McInnes used the example of Black women’s experience with lung cancer treatment to illustrate.

Tobacco use remains the leading preventable cause of death in the U.S., accounting for about one in five deaths each year, according to the American Cancer Society.

Historically, similar numbers of Black women and white women smoked. But since the 1990s, smoking among Black women has decreased. “And so, Black women are at a reduced rate of lung cancer compared to white women,” said McInnes.

But when Black women do develop lung cancer, it’s at an earlier age than white women, yet it is diagnosed at a later stage. “I suspect that a lot of this relates to access to health care,” he said.

Dr. Aisha Lofters said health-care providers can be better engaged with the Black community to provide lung cancer awareness and prevention by talking to their patients.

“We need to be asking patients about smoking history. We know that there’s a lot of stigma around cigarette smoking. Or they might feel that there’s shame or that there’s judgement involved,” she said.

She said it is the job of health-care providers to create a safe and open environment where people can talk about these things.

Elaine Goulbourne said cancer awareness is essential in Black communities. It starts with knowing one’s family history and having conversations around lung cancer and other forms of cancer with family members.
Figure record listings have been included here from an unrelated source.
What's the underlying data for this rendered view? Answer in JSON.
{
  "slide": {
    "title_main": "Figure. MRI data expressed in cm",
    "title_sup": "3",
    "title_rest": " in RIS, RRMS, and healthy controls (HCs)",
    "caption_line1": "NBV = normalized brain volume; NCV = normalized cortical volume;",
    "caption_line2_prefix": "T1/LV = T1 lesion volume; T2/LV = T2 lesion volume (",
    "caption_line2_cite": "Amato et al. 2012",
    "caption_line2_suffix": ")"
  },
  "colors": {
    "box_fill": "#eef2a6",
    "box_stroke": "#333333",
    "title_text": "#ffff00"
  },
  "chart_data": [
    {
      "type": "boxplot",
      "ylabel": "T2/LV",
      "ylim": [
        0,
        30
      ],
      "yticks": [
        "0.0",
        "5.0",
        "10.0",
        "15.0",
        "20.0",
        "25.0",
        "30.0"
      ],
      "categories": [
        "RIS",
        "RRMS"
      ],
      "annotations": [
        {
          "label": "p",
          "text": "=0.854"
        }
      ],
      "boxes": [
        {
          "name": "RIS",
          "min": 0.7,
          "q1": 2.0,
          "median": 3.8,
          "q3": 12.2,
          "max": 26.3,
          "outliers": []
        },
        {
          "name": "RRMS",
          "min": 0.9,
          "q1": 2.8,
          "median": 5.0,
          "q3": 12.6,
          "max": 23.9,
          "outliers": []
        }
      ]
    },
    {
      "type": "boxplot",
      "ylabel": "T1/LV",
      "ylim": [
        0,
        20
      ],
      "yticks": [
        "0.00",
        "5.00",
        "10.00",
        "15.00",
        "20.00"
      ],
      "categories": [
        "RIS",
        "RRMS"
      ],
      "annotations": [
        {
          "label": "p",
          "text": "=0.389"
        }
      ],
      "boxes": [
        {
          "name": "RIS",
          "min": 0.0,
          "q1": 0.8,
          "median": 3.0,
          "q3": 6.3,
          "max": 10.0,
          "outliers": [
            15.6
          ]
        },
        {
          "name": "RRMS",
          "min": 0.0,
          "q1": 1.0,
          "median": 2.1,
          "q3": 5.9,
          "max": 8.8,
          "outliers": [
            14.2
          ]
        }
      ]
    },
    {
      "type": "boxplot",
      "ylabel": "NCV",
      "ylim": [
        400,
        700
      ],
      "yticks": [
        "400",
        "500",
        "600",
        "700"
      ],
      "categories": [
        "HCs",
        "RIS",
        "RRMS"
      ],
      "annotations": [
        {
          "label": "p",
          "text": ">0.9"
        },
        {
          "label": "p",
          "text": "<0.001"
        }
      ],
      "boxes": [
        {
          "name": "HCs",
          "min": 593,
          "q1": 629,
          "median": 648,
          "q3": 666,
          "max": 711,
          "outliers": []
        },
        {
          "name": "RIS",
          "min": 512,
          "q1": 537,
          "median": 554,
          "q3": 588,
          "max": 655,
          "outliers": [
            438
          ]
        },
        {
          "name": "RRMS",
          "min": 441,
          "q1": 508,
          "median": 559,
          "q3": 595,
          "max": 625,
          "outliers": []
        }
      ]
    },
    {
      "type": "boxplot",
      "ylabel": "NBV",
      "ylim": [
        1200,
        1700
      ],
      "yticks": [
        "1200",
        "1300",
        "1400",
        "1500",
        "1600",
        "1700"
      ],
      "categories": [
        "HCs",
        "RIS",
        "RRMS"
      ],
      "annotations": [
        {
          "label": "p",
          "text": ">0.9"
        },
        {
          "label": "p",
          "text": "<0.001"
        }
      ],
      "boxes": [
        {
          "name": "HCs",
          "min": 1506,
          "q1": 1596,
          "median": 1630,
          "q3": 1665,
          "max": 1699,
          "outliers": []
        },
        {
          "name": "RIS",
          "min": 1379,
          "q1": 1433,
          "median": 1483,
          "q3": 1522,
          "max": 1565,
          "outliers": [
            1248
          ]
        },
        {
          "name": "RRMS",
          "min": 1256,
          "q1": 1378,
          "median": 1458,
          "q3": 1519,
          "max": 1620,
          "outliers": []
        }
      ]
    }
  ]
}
Dianne Bissessar, another breast cancer survivor, who is also Black, said she wished she could have shared her struggles in the hospital with another Black woman and a Black doctor who understood the unique challenges she faced of being a Black woman with cancer.

Other examples were presented. for instance,a hair relaxer is a type of lotion or cream generally used by Black women to chemically straighten their hair.

Dr. Clark mentioned hair relaxers are dangerous in regards to increasing the risk of cancer.

“I think a lot of us have relaxed our hair for a long time,” she said. But hair relaxers can be dangerous. “They’re associated with an increased risk of uterine cancers and fibroids.” Only recently have researchers started studying them.

Hair relaxers “are not safe. I would strongly recommend against the use of hair relaxers,” Clark said.

Dr. Cynthia Maxwell, vice-president and lead medical executive at WCH, said Black women in need of mental health care often hesitate to ask for it.

According to the CDC, mental health includes one’s emotional, psychological, and social well-being.

“Data reports tell us that members of the Black community are less likely to access mental health services compared to other racial groups, Maxwell said.”

Dr. Clark said one of the main barriers Black women face in accessing mental health care are location of mental health services, time, cost of quality care, shortage of mental health workers and religion.

She also said that having to see someone, who may not understand one’s culture can be discouraging when seeking a therapist.

“Some of these issues are around stigma and cultural misconceptions around mental health within Black communities, communities affecting Black women’s willingness to seek help,” said Clark.